2. Violence and Anger of God
A theme that occurs through the Old Testament of the Bible is the swift justice metered out by God. Those who defied God were at times subject to an immediate death penalty. The scene was set right back in the early chapters of Genesis, where Adam and Eve were told that there would be a death penalty for eating of the tree. While they didn't suffer immediate death, others who followed did.
At the time of Noah, on account of the wickedness of the people, God destroyed most of the people living in the world with the flood. Following that, the cities of Sodom and Gomorrah were destroyed when God rained fired on them, again because of the wickedness of the people living in them.
In the Old Testament, there are a number of cases where rebellion from God's ways led to a violent and public punishment. There were several of these incidents during the time that God had appointed Moses to lead the nation of Israel up out of Egypt. One speaks of a fire from God consuming the dissenters,
Numbers 11:1: The people were as murmurers, speaking evil in the ears of Yahweh: and when Yahweh heard it, his anger was kindled; and the fire of Yahweh burnt among them, and devoured in the uttermost part of the camp. WEB
Later, three men, Korah, Dathan, and Abiram, staged a rebellion against Moses, and by implication the God who had appointed Moses. They had a dramatic fate at the hand of God, in front of all the people of Israel.
Numbers 16:31: It happened, as he made an end of speaking all these words, that the ground split apart that was under them; 32 and the earth opened its mouth, and swallowed them up, and their households, and all the men who appertained to Korah, and all their goods. 33. So they, and all that appertained to them, went down alive into Sheol: and the earth closed on them, and they perished from among the assembly. WEB
These events demonstrate a type of justice in the eyes of our current society can characterise Yahweh as a violent and angry God.
Ananias and Sapphira
Incidents of direct and severe judgement from God are not limited to the Old Testament times. While the New Testament in comparison covers a very short period of time, it also has recorded similar events after the time of Jesus.
Perhaps the most notable of these was the case of Ananias and Sapphira, who together conspired to be deceitful in the handling of money. They suffered an instant death penalty for fraud against the assembly of believers.

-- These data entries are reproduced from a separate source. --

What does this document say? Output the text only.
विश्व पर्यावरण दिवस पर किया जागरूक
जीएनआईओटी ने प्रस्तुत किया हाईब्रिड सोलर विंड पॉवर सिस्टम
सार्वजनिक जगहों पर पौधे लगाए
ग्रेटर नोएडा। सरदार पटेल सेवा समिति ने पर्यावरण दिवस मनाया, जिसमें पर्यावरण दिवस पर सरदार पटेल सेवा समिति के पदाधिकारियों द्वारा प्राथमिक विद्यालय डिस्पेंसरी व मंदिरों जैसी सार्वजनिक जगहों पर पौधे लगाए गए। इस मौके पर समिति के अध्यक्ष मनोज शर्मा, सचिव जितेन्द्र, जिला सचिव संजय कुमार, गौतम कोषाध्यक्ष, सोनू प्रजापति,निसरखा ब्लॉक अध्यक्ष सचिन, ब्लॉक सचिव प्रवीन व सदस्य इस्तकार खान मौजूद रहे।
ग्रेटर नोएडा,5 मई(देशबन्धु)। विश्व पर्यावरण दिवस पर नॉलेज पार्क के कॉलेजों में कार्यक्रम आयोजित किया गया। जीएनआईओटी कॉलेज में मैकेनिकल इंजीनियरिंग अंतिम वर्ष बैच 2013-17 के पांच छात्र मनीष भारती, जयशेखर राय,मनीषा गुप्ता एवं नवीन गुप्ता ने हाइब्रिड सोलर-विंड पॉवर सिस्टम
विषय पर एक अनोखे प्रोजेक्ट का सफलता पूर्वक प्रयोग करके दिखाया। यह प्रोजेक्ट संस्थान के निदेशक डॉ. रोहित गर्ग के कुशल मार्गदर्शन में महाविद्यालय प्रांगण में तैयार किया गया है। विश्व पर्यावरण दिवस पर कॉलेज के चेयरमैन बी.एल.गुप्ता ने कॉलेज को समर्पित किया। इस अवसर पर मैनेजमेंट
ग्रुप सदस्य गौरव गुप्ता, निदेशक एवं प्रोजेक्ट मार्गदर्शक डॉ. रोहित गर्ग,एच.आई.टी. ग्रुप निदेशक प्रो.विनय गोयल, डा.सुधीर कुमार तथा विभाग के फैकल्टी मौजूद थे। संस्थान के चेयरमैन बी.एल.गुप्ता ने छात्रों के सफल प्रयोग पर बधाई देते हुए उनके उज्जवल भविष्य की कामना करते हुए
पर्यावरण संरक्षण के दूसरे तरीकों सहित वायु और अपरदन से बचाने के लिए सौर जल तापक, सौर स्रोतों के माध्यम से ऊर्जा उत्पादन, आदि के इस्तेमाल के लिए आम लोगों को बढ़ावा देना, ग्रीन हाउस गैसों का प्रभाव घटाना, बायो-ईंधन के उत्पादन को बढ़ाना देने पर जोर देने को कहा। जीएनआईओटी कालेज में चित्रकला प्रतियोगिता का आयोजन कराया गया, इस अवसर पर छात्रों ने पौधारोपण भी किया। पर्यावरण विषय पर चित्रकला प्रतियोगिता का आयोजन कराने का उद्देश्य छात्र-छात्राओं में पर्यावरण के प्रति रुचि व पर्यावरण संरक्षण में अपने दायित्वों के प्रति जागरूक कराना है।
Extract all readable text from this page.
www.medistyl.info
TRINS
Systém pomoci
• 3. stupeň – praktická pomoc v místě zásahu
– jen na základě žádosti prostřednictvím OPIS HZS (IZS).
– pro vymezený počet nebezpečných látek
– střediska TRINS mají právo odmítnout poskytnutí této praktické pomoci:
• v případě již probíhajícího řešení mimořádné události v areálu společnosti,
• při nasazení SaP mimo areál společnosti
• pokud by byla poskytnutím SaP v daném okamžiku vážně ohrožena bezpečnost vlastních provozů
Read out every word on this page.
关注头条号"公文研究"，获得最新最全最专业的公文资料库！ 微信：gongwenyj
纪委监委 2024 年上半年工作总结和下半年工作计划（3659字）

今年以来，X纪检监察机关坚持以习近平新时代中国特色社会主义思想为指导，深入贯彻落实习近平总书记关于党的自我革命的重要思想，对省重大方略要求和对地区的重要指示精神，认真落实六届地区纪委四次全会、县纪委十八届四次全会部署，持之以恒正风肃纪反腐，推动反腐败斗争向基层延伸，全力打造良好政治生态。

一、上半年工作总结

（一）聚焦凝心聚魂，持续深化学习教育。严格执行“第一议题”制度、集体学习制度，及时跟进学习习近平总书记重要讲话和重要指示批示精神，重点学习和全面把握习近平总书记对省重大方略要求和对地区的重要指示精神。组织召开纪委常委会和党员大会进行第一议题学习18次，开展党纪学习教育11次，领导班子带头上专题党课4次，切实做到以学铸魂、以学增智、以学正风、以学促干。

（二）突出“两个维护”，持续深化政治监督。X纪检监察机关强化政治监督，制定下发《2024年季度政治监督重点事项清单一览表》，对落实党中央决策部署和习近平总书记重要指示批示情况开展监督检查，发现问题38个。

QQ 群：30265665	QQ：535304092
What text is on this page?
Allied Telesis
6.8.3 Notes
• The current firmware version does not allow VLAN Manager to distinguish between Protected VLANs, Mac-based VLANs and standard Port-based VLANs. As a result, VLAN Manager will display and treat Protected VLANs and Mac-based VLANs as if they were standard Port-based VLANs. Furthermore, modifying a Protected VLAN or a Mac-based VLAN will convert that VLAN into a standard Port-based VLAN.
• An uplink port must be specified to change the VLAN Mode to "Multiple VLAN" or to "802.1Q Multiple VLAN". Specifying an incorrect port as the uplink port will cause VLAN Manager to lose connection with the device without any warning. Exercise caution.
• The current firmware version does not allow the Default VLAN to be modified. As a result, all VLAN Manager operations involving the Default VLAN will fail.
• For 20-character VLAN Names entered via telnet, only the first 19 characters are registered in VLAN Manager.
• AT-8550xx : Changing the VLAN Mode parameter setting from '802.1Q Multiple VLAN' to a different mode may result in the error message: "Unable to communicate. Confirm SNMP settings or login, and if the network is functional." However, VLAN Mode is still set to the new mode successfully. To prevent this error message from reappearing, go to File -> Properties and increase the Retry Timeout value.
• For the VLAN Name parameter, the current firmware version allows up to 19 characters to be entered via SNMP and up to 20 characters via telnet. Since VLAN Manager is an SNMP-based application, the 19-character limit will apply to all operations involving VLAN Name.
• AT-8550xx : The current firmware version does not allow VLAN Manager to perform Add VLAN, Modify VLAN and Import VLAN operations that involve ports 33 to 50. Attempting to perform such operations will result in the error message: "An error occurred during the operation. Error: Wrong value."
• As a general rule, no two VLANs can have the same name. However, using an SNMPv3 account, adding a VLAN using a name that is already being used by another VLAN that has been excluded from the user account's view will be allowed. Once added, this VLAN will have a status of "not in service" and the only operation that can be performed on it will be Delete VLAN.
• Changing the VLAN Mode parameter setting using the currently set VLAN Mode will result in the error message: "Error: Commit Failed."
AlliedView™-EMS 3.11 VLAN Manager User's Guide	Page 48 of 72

Acts 5:1: But a certain man named Ananias, with Sapphira, his wife, sold a possession, 2. and kept back part of the price, his wife also being aware of it, and brought a certain part, and laid it at the apostles' feet. 3. But Peter said, "Ananias, why has Satan filled your heart to lie to the Holy Spirit, and to keep back part of the price of the land? 4. While you kept it, didn't it remain your own? After it was sold, wasn't it in your power? How is it that you have conceived this thing in your heart? You haven't lied to men, but to God." 5. Ananias, hearing these words, fell down and died. Great fear came on all who heard these things. WEB
Even thouh Ananias and Sapphira weren't so overtly rebellious against God, they suffered a similar fate to that of Korah, Datham, and Abiram centuries befoe.
The Death of Herod
Another example of judgement was against Herod at a time when he was oppressing the followers of Christ. In this instance, as ruler over Israel, he completely failed to recognise the role and authority of God. God took that occasion to meter out a punishment.
Acts 12:21: On an appointed day, Herod dressed himself in royal clothing, sat on the throne, and gave a speech to them. 22 The people shouted, "The voice of a god, and not of a man!" 23 Immediately an angel of the Lord struck him, because he didn't give God the glory, and he was eaten by worms and died. WEB
God brought on Herod an immediate punishment that was to lead to decay and death. This was possibly quite a slow and painful death for Herod in being eaten by worms, but every bit as decisive as the death sentences in the Old Testament.
Jesus' Whip of Cords
An important aspect of the life of Jesus was that he lived out the character of God, his father. He was so devoted to following the will of his father that seeing the actions of Jesus was the same as seeing the actions of God himself. The actions and teachings of Jesus thus reveal those of God.
While Jesus' message contains strong elements of compassion and forgiveness, there are also quite evident aspects of justice. A particularly noticeable event was at the time of Passover, when he entered the temple and discovered it to be misused by traders.
John 2:13: The Passover of the Jews was at hand, and Jesus went up to Jerusalem. 14. He found in the temple those who sold oxen, sheep, and doves, and the changers of money sitting. 15. He made a whip of cords, and threw all out of the temple, both the sheep and the oxen; and he poured out the changers' money, and overthrew their tables. 16. To those who sold the doves, he said, "Take these things out of here! Don't make my Father's house a marketplace!" 17. His disciples remembered that it was written, "Zeal for your house will eat me up." WEB
Here Jesus used physical force and whipped the traders out of temple. This is characteristic of that zeal seen in the Old Testament where the honour of God's name and of his temple were enforced.